Seychelles - Foreign policy

Seychelles' foreign policy was shaped in the Cold War era and by its strategic position in the Western Indian Ocean. In his first decade and a half as president, René chose to follow a policy of nonalignment. He deliberately tried to distance Seychellois politics from both Western and Eastern influence. René called for a reduced superpower presence in the Indian Ocean by urging the U.S. to remove its Diego Garcia base. During this period, strong ties were retained with the USSR, Cuba, Angola, North Korea, and Tanzania.

In the post-1990 period, Seychelles has improved its relations with the U.S. and Western Europe. In January 1998, the European Development Fund announced that it would finance a $2.7 million waste processing plant, signifying a new economic relationship with Western development agencies. In 2002 Seychelles was set to receive a $3.6 million EU grant over five years, 85% of which was for solid waste management. The Japanese have also taken a greater interest in the islands, committing $25-$30 million per year to finance Seychelles' fishing sector beginning December 2001. While Seychelles does not qualify for Japan's International Cooperation for Africa Fund, which is designated for Africa's poorest 40 countries, Seychelles still provides Japan with permissive policies on whaling in the Indian Ocean. Seychelles exports mainly to the UK, France, Italy, and Germany, and imports mostly from the US, France, Saudi Arabia, South Africa, and Spain.
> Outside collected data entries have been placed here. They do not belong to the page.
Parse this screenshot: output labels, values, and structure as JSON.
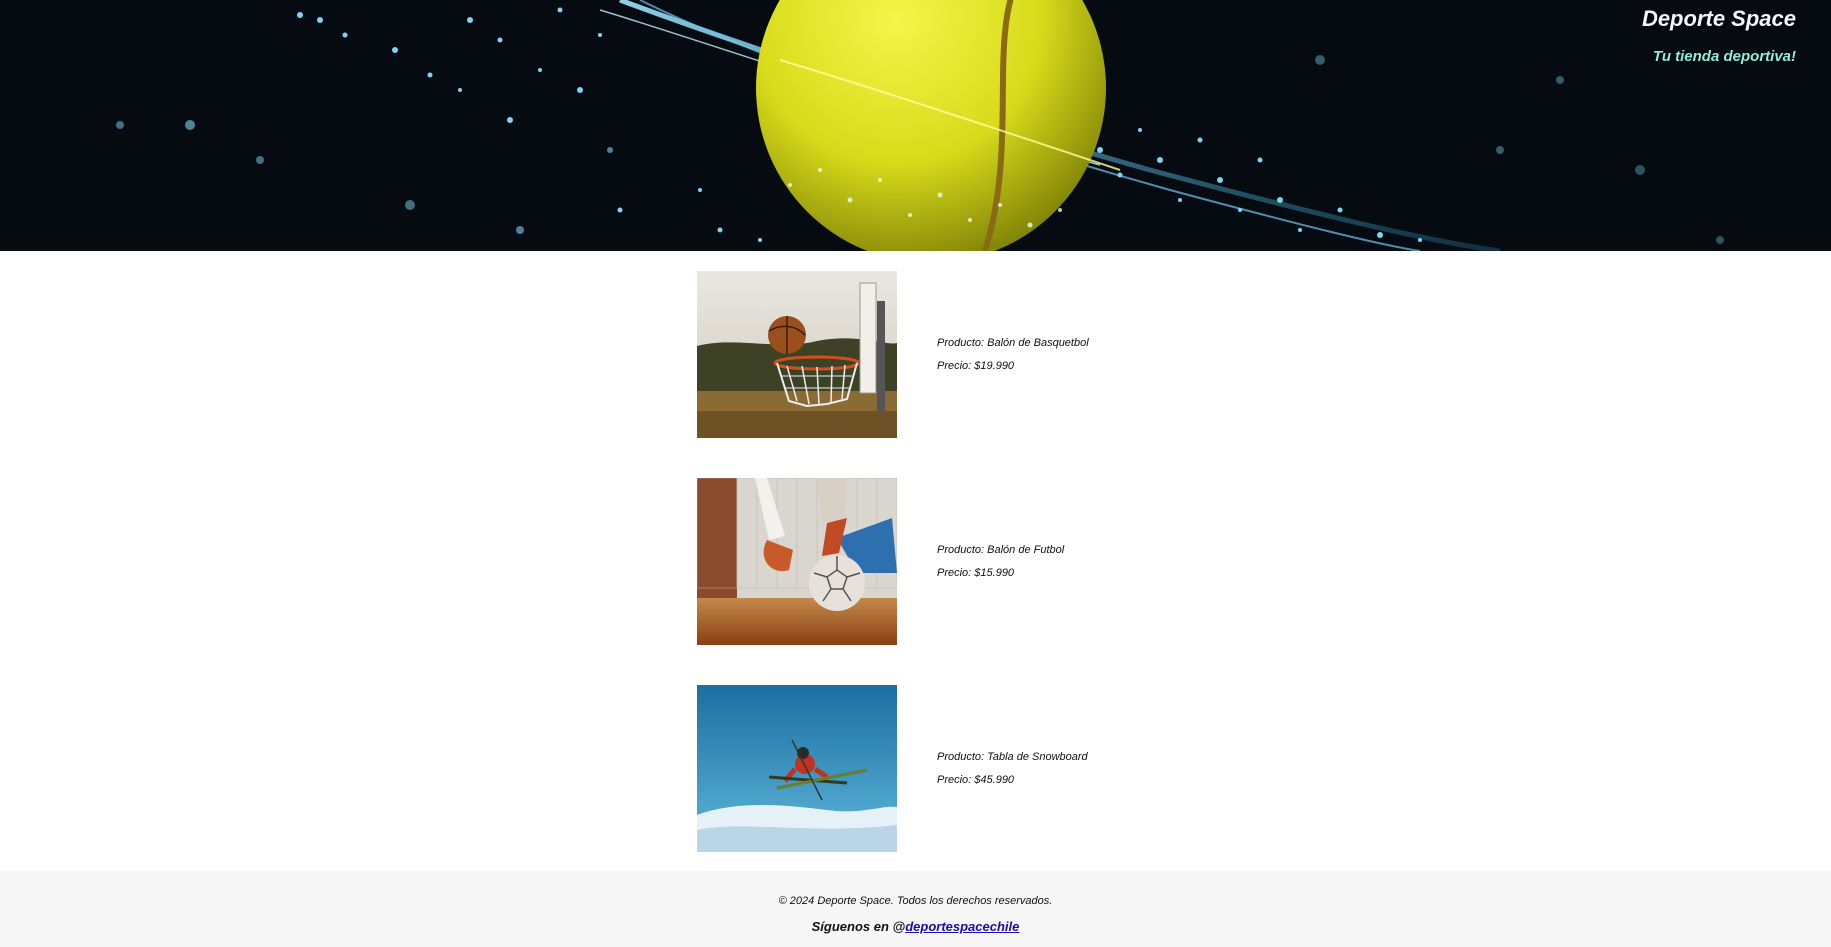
{
  "header": {
    "title": "Deporte Space",
    "tagline": "Tu tienda deportiva!"
  },
  "products": [
    {
      "name_label": "Producto: Balón de Basquetbol",
      "price_label": "Precio: $19.990",
      "image_icon": "basketball-hoop-image"
    },
    {
      "name_label": "Producto: Balón de Futbol",
      "price_label": "Precio: $15.990",
      "image_icon": "soccer-ball-image"
    },
    {
      "name_label": "Producto: Tabla de Snowboard",
      "price_label": "Precio: $45.990",
      "image_icon": "skier-jump-image"
    }
  ],
  "footer": {
    "copyright": "© 2024 Deporte Space. Todos los derechos reservados.",
    "follow_prefix": "Síguenos en @",
    "social_handle": "deportespacechile"
  },
  "colors": {
    "header_bg": "#050b10",
    "title": "#f2f6ff",
    "tagline": "#8ff0d8",
    "link": "#1a0dab",
    "footer_bg": "#f6f6f6"
  }
}
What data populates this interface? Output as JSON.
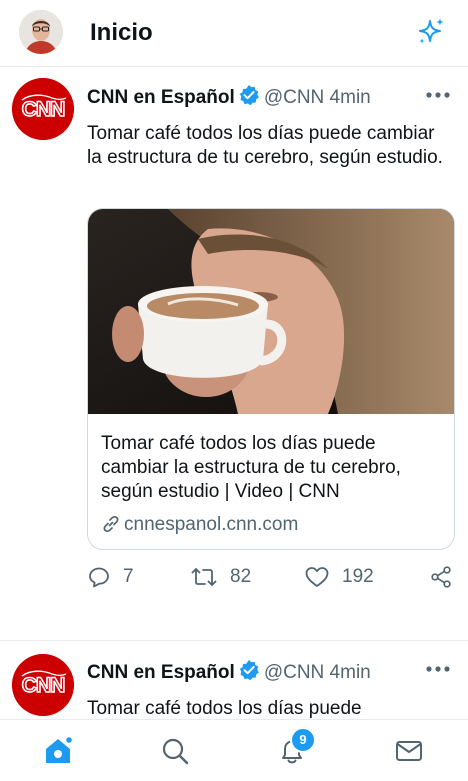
{
  "header": {
    "title": "Inicio",
    "user_avatar_icon": "user-avatar",
    "sparkle_icon": "sparkle-icon"
  },
  "tweets": [
    {
      "author_name": "CNN en Español",
      "handle": "@CNN",
      "time": "4min",
      "text": "Tomar café todos los días puede cambiar la estructura de tu cerebro, según estudio.",
      "card": {
        "title": "Tomar café todos los días puede cambiar la estructura de tu cerebro, según estudio | Video | CNN",
        "domain": "cnnespanol.cnn.com"
      },
      "replies": "7",
      "retweets": "82",
      "likes": "192"
    },
    {
      "author_name": "CNN en Español",
      "handle": "@CNN",
      "time": "4min",
      "text": "Tomar café todos los días puede"
    }
  ],
  "bottom_nav": {
    "notifications_badge": "9"
  },
  "colors": {
    "accent": "#1d9bf0",
    "brand_cnn": "#cc0000",
    "muted": "#536471"
  }
}
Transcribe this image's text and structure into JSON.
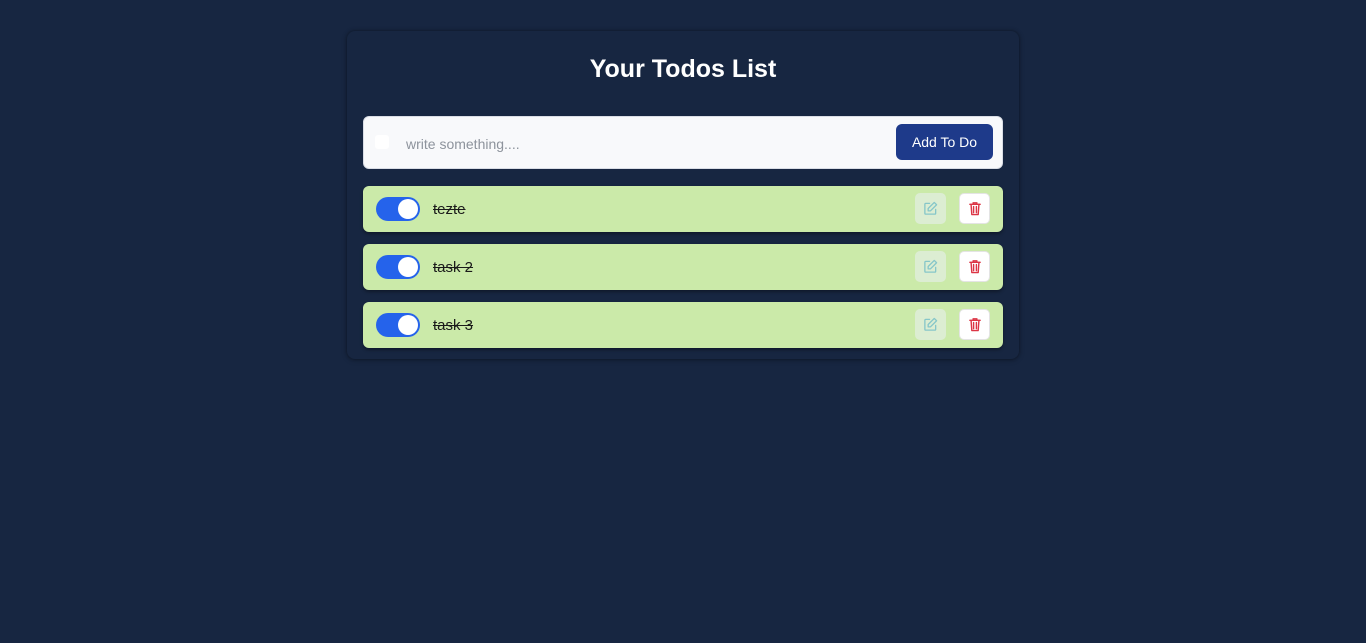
{
  "header": {
    "title": "Your Todos List"
  },
  "add_form": {
    "placeholder": "write something....",
    "value": "",
    "button_label": "Add To Do"
  },
  "todos": [
    {
      "text": "tezte",
      "completed": true
    },
    {
      "text": "task 2",
      "completed": true
    },
    {
      "text": "task 3",
      "completed": true
    }
  ],
  "icons": {
    "edit": "pencil-square-icon",
    "delete": "trash-icon"
  },
  "colors": {
    "page_background": "#172641",
    "todo_background": "#cbeaa9",
    "add_button": "#1e3a8a",
    "toggle_on": "#2563eb",
    "delete_icon": "#dc3545",
    "edit_icon": "#86c6c9"
  }
}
In January 2002 the UN barred Seychelles—and 19 other states—from voting in the General Assembly until its unpaid arrears to the organization were settled. Seychelles has argued that dues calculated on GDP per head disadvantages it because of its small size. In the case of the Southern Africa Development Council (SADC) for example, Seychelles was granted dues of $240,000 instead of $600,000 annually. The René government may also be faced with an international law suit over its failure to pay the Commonwealth Development Corporation (CDC) its outstanding debts. The government would likely pay off its debt if the matter threatens investor confidence.

In January 2003 Seychelles hosted a SADC meeting of the Interstate Defense and Security Committee (ISDSC) chaired by Tanzania's Major-General Frances Louis. The Seychelles People's Defense Force (SPDF) has maintained close defense relations with Tanzania since René's 1977 coup. Seychelles is also a member of the Common Market for Eastern and Southern Africa (COMESA), but has not joined COMESA's free-trade area launched in 2000.